V I
Meu mui prezado Pedro, Amigo e Mestre,
se
aos poucos se vai cosendo uma rede de sustentação para a Therezinha – agora a
pensão vitalícia já assinada e em vias de publicação-, tal se deve à rapidez e confiabilidade de um
tipo de comunicação que jamais utilizaste, e que trafega na tua detestada e
vituperada internet. Graças a esses
prosaicos e-mails, que desvirtuaram a
epistolografia, se tornou possível desfazer em breve tempo as ameaças que
pesavam sobre a tua esposa, vítima da desídia de V.M., da subitaneidade da tua
partida, e, se me permites, do teu olvido em assegurar alguma provisão, tanto
material quanto logística, para o pendente mas inexorável corte das Parcas.
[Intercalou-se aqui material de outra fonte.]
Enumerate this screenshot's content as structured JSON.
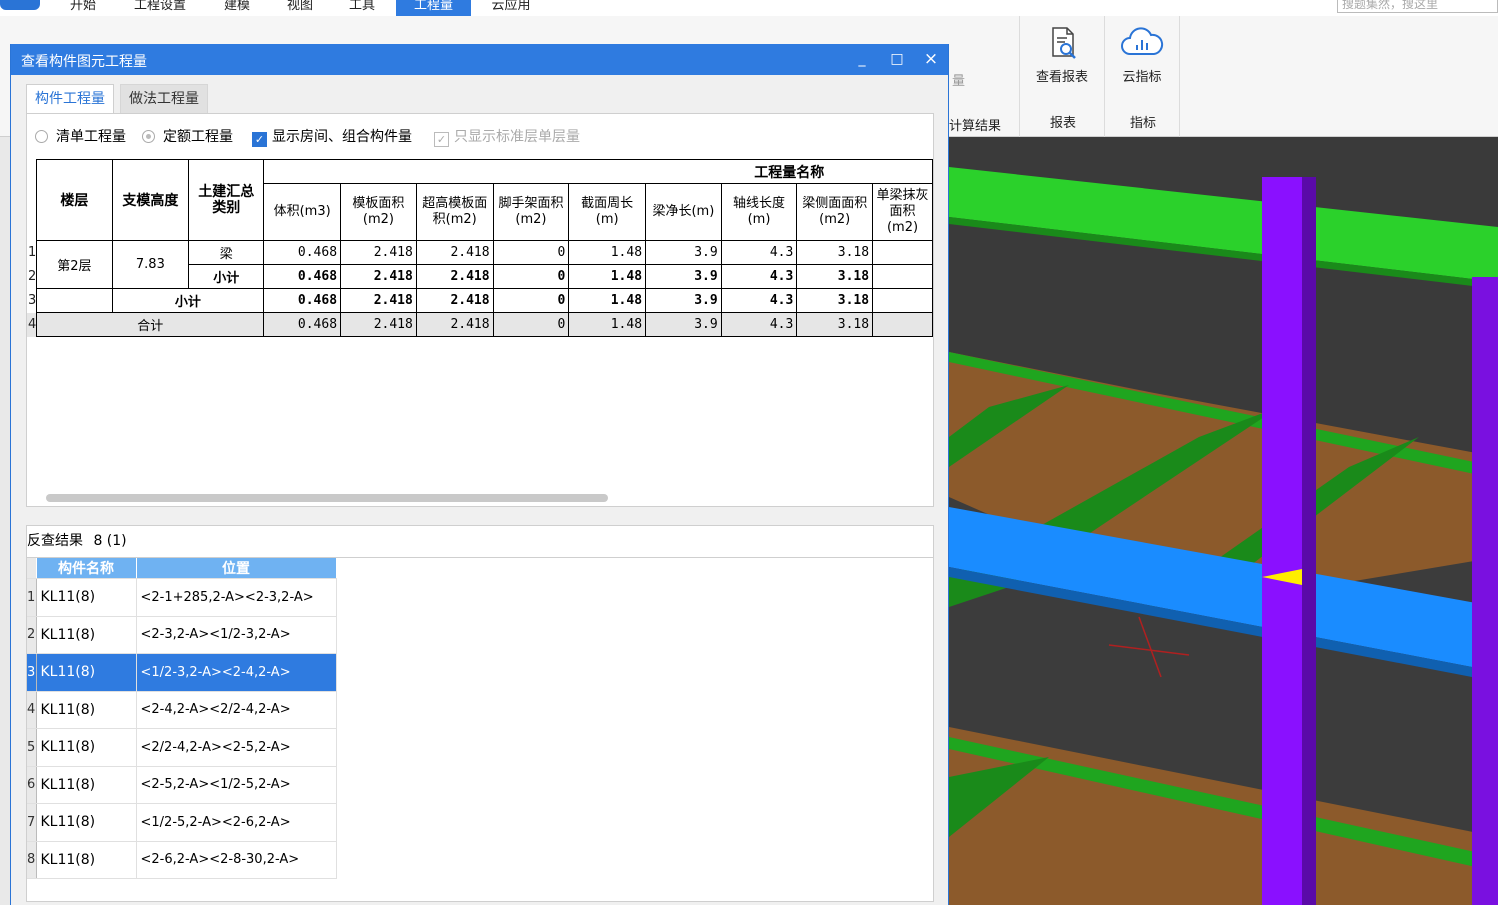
{
  "menu": {
    "tabs": [
      {
        "label": "开始"
      },
      {
        "label": "工程设置"
      },
      {
        "label": "建模"
      },
      {
        "label": "视图"
      },
      {
        "label": "工具"
      },
      {
        "label": "工程量"
      },
      {
        "label": "云应用"
      }
    ],
    "active_tab": "工程量",
    "search_placeholder": "搜题集然，搜这里"
  },
  "ribbon": {
    "partial_label": "计算结果",
    "partial_left": "量",
    "buttons": [
      {
        "label": "查看报表",
        "icon": "report-search-icon"
      },
      {
        "label": "云指标",
        "icon": "cloud-chart-icon"
      }
    ],
    "groups": [
      {
        "label": "报表"
      },
      {
        "label": "指标"
      }
    ]
  },
  "dialog": {
    "title": "查看构件图元工程量",
    "controls": {
      "minimize": "_",
      "maximize": "□",
      "close": "×"
    },
    "tabs": [
      {
        "label": "构件工程量",
        "active": true
      },
      {
        "label": "做法工程量",
        "active": false
      }
    ],
    "options": {
      "radio_list": "清单工程量",
      "radio_quota": "定额工程量",
      "check_rooms": "显示房间、组合构件量",
      "check_std_floor": "只显示标准层单层量",
      "check_mark": "✓"
    },
    "grid": {
      "group_header": "工程量名称",
      "headers": {
        "floor": "楼层",
        "height": "支模高度",
        "category": "土建汇总类别",
        "volume": "体积(m3)",
        "formwork": "模板面积(m2)",
        "high_formwork": "超高模板面积(m2)",
        "scaffold": "脚手架面积(m2)",
        "perimeter": "截面周长(m)",
        "net_length": "梁净长(m)",
        "axis_length": "轴线长度(m)",
        "side_area": "梁侧面面积(m2)",
        "single_plaster": "单梁抹灰面积(m2)"
      },
      "row_numbers": [
        "1",
        "2",
        "3",
        "4"
      ],
      "floor_value": "第2层",
      "height_value": "7.83",
      "rows": [
        {
          "category": "梁",
          "values": [
            "0.468",
            "2.418",
            "2.418",
            "0",
            "1.48",
            "3.9",
            "4.3",
            "3.18"
          ]
        },
        {
          "category": "小计",
          "values": [
            "0.468",
            "2.418",
            "2.418",
            "0",
            "1.48",
            "3.9",
            "4.3",
            "3.18"
          ]
        },
        {
          "category": "小计",
          "values": [
            "0.468",
            "2.418",
            "2.418",
            "0",
            "1.48",
            "3.9",
            "4.3",
            "3.18"
          ]
        },
        {
          "category": "合计",
          "values": [
            "0.468",
            "2.418",
            "2.418",
            "0",
            "1.48",
            "3.9",
            "4.3",
            "3.18"
          ]
        }
      ]
    },
    "reverse": {
      "title": "反查结果",
      "count": "8 (1)",
      "headers": {
        "name": "构件名称",
        "position": "位置"
      },
      "selected_index": 2,
      "rows": [
        {
          "num": "1",
          "name": "KL11(8)",
          "position": "<2-1+285,2-A><2-3,2-A>"
        },
        {
          "num": "2",
          "name": "KL11(8)",
          "position": "<2-3,2-A><1/2-3,2-A>"
        },
        {
          "num": "3",
          "name": "KL11(8)",
          "position": "<1/2-3,2-A><2-4,2-A>"
        },
        {
          "num": "4",
          "name": "KL11(8)",
          "position": "<2-4,2-A><2/2-4,2-A>"
        },
        {
          "num": "5",
          "name": "KL11(8)",
          "position": "<2/2-4,2-A><2-5,2-A>"
        },
        {
          "num": "6",
          "name": "KL11(8)",
          "position": "<2-5,2-A><1/2-5,2-A>"
        },
        {
          "num": "7",
          "name": "KL11(8)",
          "position": "<1/2-5,2-A><2-6,2-A>"
        },
        {
          "num": "8",
          "name": "KL11(8)",
          "position": "<2-6,2-A><2-8-30,2-A>"
        }
      ]
    }
  },
  "colors": {
    "accent": "#2f7be0",
    "beam_blue": "#1a8cff",
    "beam_green": "#22cc22",
    "column_purple": "#8a10ff",
    "slab_brown": "#8c5a2b",
    "viewport_bg": "#3a3a3a"
  }
}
Suprema ironia a de assistir inerme ao pontual auxílio prestado por um dos
vetores do novo paradigma, que te encarniçavas em desmerecer e apostrofar,
enquanto, triunfante, mostravas o último recorte denigratório desse soez
instrumento de perdição e vulgaridade, em que somente divisavas a serventia de
baratear, abalar e desfazer a provada cultura do livro.
Não
é hora, contudo, de analisar o teu – perdoe-me – quixotesco combate contra a informática e a sua coorte de
infames sequazes. Falemos, ao invés, das manhãs dominicais no aprazível parque
da mansão da Sétima Avenida, sob as sombras esguias dos eucaliptos, no
recolhimento do verde espaço intra muros,
sem vivalma em torno, apenas tocado de quando em
vez pela brisa leve ou pelas esfuziantes corridas dos esquilos da vizinhança.
Ali
construí invisível santuário dedicado à leitura do corpus aristotelicum. Altas levantei as paredes do recesso no
domingo ao ar livre, longe de compromissos e de convescotes. Para preservar
aquele reduto, recusava convites e eludia programas de última hora, a ponto de
levar outro embaixador, que privava da minha confiança, ao desabafo: “no
domingo, Mauro, contigo não há jeito de combinar nada !”
Era
verdade. Para defender a nesga de cultura, seria mister manter aquela vigilante
perseverança que políticos dizem prestar ao cultivo da tenra plantinha da
democracia.
E
o estudo aturado das edições bilingues me insinuou a possibilidade de também
aventurar-me pela seara do grego clássico. Retirei de outra esquecida estante a
cartilha verde de E.Ragon, a fim de encetar, em tarda idade, o aprendizado da
língua de Homero, Tucídides, Demóstenes e de seu contemporâneo Aristóteles.
Se
das obras do Estagirita restaram os tratados e as ðïìíÞìáôá[1],perdendo-se no crivo
implacável dos copistas os diálogos da juventude, se os seus escritos primam
pelo rigor na exposição e a ênfase na articulação metodológica e sistemática
dos diversos temas, não poderiam aspirar – nem é seu propósito – a seguir os
caminhos de Platão, em que as qualidades literárias se mesclam à imaginação, na
forma discursiva dos trabalhos do discípulo de Sócrates.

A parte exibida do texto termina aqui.